La peine minimale obligatoire d’un an d’emprisonnement prévue par l’alinéa 151a) C.cr. est inopérante et inconstitutionnelle

[109]     Au moment du prononcé de sa peine, l’appelant s’est vu retrancher par le juge Berthelot les 16 jours de détention qu’il a purgés à la suite du jugement de la juge Bérubé[84].

[110]     L’appelant a ensuite purgé une autre période de 31 jours d’emprisonnement après le jugement du juge Berthelot, avant d’être à nouveau mis en liberté par la Cour d’appel. À ce jour, l’appelant a donc été détenu pendant 47 jours, période qu’il faut déduire de la peine globale de 90 jours que la Cour substitue à celle de 14 mois imposée par le juge.

[111]     Quant à la prétention de l’appelant selon laquelle le juge Berthelot aurait commis une erreur en lui infligeant des peines consécutives sur les chefs d’accusation, la Cour n’est pas en mesure d’intervenir sur ce point en raison de la déférence due au juge de première instance sur cette question[85]. Le juge pouvait raisonnablement conclure que les infractions ont été commises au cours de deux épisodes distincts qui découlent de la rupture entre l’appelant et la victime. Bien que les événements émanent d’une seule et même relation amoureuse, les deux séquences infractionnelles ont été interrompues par une séparation durant laquelle l’appelant a amplement eu le temps de reconsidérer la situation. Or, il a choisi de reprendre la vie commune avec la victime.

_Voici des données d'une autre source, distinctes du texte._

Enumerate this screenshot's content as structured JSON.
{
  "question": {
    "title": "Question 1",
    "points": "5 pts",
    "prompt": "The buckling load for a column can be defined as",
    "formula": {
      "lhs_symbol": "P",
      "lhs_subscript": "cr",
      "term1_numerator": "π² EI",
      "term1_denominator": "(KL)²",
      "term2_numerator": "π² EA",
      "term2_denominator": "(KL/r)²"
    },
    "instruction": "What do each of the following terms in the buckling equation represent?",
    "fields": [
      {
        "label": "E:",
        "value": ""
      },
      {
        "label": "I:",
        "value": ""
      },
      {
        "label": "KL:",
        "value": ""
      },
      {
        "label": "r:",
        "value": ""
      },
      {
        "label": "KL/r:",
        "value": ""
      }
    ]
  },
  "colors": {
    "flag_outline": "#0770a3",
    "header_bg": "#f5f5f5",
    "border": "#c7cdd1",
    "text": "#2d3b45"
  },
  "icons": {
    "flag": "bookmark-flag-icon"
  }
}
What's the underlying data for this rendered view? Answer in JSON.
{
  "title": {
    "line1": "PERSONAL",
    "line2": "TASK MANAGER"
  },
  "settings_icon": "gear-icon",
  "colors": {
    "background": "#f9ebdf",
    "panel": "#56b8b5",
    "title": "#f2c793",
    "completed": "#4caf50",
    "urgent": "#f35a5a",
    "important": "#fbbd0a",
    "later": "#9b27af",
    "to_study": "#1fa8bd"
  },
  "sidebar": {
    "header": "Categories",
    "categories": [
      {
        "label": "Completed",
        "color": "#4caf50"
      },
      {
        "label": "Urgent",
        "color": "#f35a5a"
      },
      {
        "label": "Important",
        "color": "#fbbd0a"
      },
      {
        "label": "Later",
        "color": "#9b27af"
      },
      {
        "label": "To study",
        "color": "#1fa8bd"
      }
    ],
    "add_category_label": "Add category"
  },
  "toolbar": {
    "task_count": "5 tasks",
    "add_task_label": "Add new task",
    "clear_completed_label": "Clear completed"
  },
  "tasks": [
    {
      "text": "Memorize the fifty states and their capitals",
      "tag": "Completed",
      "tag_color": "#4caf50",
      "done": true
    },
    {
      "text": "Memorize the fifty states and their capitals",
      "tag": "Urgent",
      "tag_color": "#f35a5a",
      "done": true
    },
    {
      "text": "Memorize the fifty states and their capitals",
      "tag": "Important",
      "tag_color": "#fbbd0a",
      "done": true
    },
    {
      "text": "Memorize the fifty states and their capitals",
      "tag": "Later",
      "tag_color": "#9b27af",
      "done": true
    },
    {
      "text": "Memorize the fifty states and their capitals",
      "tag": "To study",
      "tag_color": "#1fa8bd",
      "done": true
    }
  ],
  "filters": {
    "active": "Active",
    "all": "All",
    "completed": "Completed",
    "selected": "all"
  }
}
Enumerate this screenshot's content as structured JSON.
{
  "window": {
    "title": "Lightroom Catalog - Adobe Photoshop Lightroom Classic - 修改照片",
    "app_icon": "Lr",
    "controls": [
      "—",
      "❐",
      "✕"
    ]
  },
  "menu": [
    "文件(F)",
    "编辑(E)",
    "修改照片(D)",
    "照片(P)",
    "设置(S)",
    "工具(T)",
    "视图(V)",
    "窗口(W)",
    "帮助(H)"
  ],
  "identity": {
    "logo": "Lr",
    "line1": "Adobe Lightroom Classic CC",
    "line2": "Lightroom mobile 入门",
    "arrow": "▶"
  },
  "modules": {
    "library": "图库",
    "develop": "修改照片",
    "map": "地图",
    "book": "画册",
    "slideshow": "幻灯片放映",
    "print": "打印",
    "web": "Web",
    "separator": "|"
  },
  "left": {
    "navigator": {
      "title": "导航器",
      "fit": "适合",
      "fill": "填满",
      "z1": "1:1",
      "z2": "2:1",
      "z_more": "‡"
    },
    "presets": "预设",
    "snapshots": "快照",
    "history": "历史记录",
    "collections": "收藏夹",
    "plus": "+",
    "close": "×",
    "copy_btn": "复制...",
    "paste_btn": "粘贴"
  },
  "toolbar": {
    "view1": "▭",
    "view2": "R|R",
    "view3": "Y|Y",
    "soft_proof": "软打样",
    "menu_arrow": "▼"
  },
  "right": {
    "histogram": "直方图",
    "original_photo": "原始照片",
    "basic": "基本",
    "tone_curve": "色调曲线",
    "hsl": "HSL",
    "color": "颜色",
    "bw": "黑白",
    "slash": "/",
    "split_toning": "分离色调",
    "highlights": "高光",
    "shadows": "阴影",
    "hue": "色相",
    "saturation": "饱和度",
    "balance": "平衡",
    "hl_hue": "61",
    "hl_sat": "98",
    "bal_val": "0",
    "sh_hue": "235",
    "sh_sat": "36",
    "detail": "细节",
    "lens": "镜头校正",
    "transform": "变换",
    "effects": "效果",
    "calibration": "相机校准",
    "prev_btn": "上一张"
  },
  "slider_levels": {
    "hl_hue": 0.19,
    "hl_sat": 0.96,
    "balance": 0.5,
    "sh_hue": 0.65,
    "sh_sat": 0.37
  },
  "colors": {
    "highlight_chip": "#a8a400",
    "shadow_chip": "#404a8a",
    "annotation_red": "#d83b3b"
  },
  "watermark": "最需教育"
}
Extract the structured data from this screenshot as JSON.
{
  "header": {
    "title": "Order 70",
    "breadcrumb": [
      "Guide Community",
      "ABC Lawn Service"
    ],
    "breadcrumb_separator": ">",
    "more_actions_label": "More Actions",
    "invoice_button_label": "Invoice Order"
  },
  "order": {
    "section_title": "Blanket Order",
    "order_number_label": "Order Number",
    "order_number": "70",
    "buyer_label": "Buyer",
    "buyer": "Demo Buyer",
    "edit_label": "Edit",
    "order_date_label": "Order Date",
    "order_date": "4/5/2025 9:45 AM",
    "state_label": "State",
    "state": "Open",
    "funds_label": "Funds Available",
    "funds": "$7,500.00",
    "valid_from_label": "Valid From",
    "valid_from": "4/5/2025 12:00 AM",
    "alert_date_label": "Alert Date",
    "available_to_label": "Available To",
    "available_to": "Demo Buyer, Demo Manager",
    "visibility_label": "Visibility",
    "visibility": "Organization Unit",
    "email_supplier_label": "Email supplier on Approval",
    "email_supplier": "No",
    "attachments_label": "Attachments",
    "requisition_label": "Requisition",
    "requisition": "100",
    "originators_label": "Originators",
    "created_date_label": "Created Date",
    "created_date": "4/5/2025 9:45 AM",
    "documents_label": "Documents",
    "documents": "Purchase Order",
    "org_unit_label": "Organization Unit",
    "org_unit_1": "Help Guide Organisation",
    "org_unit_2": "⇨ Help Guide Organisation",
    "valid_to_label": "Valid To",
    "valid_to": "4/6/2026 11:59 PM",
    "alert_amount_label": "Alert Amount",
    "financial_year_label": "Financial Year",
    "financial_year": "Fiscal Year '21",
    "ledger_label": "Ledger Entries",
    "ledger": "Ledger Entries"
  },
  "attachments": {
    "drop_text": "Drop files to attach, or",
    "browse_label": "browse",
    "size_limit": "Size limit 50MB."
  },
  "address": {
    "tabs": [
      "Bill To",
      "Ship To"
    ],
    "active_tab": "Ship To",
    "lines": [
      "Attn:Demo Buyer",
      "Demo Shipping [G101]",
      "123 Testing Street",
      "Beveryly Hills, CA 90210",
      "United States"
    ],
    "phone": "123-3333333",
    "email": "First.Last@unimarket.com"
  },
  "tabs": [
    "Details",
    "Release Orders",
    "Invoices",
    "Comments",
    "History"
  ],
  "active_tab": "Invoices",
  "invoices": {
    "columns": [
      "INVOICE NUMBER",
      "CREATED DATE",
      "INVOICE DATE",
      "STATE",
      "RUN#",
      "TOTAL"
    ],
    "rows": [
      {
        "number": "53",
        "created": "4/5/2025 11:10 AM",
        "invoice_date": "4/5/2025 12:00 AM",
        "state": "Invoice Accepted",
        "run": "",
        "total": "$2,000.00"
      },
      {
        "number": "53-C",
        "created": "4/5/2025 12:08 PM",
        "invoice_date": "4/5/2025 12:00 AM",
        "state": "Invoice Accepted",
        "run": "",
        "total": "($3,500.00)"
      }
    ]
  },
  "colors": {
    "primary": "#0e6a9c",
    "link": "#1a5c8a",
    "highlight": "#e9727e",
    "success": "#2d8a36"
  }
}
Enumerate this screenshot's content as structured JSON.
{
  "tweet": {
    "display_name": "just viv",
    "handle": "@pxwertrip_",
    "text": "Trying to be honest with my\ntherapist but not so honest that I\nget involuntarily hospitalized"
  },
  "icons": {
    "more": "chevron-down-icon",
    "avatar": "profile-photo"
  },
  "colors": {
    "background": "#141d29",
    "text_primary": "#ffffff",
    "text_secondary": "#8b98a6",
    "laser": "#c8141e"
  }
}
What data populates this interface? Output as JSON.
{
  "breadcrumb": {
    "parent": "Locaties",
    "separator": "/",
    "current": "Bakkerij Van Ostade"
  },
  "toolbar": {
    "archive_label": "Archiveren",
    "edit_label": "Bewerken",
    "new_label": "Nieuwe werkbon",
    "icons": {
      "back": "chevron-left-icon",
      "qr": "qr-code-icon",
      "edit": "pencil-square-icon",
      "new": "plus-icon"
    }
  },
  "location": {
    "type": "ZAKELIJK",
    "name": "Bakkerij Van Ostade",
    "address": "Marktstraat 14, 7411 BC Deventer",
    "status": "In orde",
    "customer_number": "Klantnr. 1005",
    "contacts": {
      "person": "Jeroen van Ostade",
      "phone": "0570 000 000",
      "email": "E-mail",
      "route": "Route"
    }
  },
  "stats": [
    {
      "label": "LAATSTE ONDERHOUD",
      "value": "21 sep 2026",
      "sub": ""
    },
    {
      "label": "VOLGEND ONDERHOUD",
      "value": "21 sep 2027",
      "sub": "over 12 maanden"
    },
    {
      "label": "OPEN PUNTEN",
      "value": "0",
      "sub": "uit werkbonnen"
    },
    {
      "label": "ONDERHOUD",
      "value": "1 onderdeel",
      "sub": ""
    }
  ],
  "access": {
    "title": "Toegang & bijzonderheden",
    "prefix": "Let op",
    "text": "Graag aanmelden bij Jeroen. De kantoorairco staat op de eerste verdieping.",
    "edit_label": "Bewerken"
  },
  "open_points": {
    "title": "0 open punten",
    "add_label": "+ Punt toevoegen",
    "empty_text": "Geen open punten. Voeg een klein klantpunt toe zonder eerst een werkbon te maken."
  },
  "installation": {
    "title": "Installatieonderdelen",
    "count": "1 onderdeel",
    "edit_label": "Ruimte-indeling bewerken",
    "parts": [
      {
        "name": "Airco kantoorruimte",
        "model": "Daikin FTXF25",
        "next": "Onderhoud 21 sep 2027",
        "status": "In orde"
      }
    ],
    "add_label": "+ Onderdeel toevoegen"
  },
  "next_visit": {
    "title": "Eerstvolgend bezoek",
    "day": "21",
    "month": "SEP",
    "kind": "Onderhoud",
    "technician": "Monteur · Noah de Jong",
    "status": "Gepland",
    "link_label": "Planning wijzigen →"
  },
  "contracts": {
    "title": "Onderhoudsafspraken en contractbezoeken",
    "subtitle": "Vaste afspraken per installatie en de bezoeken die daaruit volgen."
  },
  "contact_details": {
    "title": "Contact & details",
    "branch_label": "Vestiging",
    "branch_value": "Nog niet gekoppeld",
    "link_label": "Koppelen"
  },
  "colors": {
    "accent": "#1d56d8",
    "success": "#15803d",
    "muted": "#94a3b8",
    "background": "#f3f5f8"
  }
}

POUR CES MOTIFS, LA COUR :

[112]     ACCUEILLE l’appel;

[113]     ANNULE la peine prononcée le 23 mai 2017;

[114]     SUBSTITUE une peine discontinue de 90 jours (45 jours sur chacun des deux chefs à purger de manière consécutive, les fins de semaine, du samedi 9h au dimanche 17h) à la peine de 14 mois infligée par le juge de première instance, les autres ordonnances demeurant en vigueur;

[115]     DÉCLARE que la peine qui reste à purger à compter du présent arrêt, eu égard aux 47 jours que l’appelant a déjà purgés, est de 43 jours;

[116]     DÉCLARE que la peine minimale obligatoire d’un an d’emprisonnement prévue par l’alinéa 151a) C.cr. est inopérante à l’égard de l’appelant, inconstitutionnelle au regard de l’article 12 de la Charte canadienne des droits et libertés et n’est pas sauvegardée par l’application de l’article premier de la Charte.